Cinema after World War II

After the war the rate of change accelerated. Anti-trust suits broke up the large companies and forced them to sell their theaters. And television began to keep the public at home. The movie industry responded with attempts at expanding the medium to attract new interests: 3-D, CinemaScope, Technicolor; and it continues to experiment: quadraphonic sound, sensurround, holographic images, and giant leaps in special effects have been tried.

However, in responding to competition from television, the use and type of subject matter has taken precedence over the development of technology. The movie makers have thought it necessary to give the public something that cannot be beamed into private living rooms. The results have been increased depiction of explicitness in sex and violence. Both sex and violence have been staples of the movies since the beginning, but the contemporary cinema has found new methods of enticing the public with them.
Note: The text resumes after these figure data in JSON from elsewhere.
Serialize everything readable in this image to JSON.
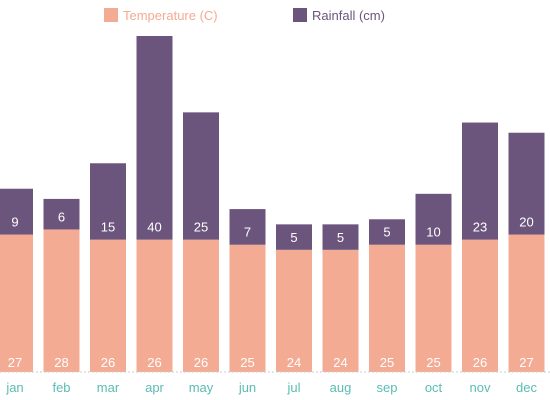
{
  "chart_data": {
    "type": "bar",
    "stacked": true,
    "categories": [
      "jan",
      "feb",
      "mar",
      "apr",
      "may",
      "jun",
      "jul",
      "aug",
      "sep",
      "oct",
      "nov",
      "dec"
    ],
    "series": [
      {
        "name": "Temperature (C)",
        "color": "#f4ab93",
        "values": [
          27,
          28,
          26,
          26,
          26,
          25,
          24,
          24,
          25,
          25,
          26,
          27
        ]
      },
      {
        "name": "Rainfall (cm)",
        "color": "#6b557c",
        "values": [
          9,
          6,
          15,
          40,
          25,
          7,
          5,
          5,
          5,
          10,
          23,
          20
        ]
      }
    ],
    "ylim": [
      0,
      66
    ],
    "grid": false,
    "legend": "top",
    "tick_label_color": "#5bbcb2",
    "legend_text_color": "#f4ab93",
    "legend_text_color_2": "#6b557c"
  }
}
As the major Hollywood studios began to lose their domination of the American movie industry and turn their attention to television production, the leadership was taken up by independent producers and directors, making their own films and then distributing them through the networks originally established by the Hollywood companies. Stanley Kubrick, Robert Altman, Arthur Penn, Peter Bogdanovich, and Francis Ford Coppola have provided America with a new group of filmmakers, men who have demonstrated a certain independence of subject and method. Part of the void left by the diminishing importance of Hollywood has been filled by foreign filmmakers whose films have been greeted with enthusiasm by American audiences. Ingmar Bergman, François Truffaut, and Federico Fellini have dominated, but for the first time countries outside of Europe have begun to leave their mark. Japan has been especially productive.

Perhaps, however, the most important change in movies in recent years has been in the audience. By no means the number of people who went to the movies in the late 1930s still do, but those who do go are younger and more knowledgeable about film. They read the books, subscribe to film journals, watch filmed interviews with movie people on television, and read daily reviews. Many in today's audience are college-educated and have taken film courses while in school; they can talk intelligently about montage, jump cuts, and fade outs. It is for this audience that Scenes from a Marriage is imported from Europe and Star Wars is made.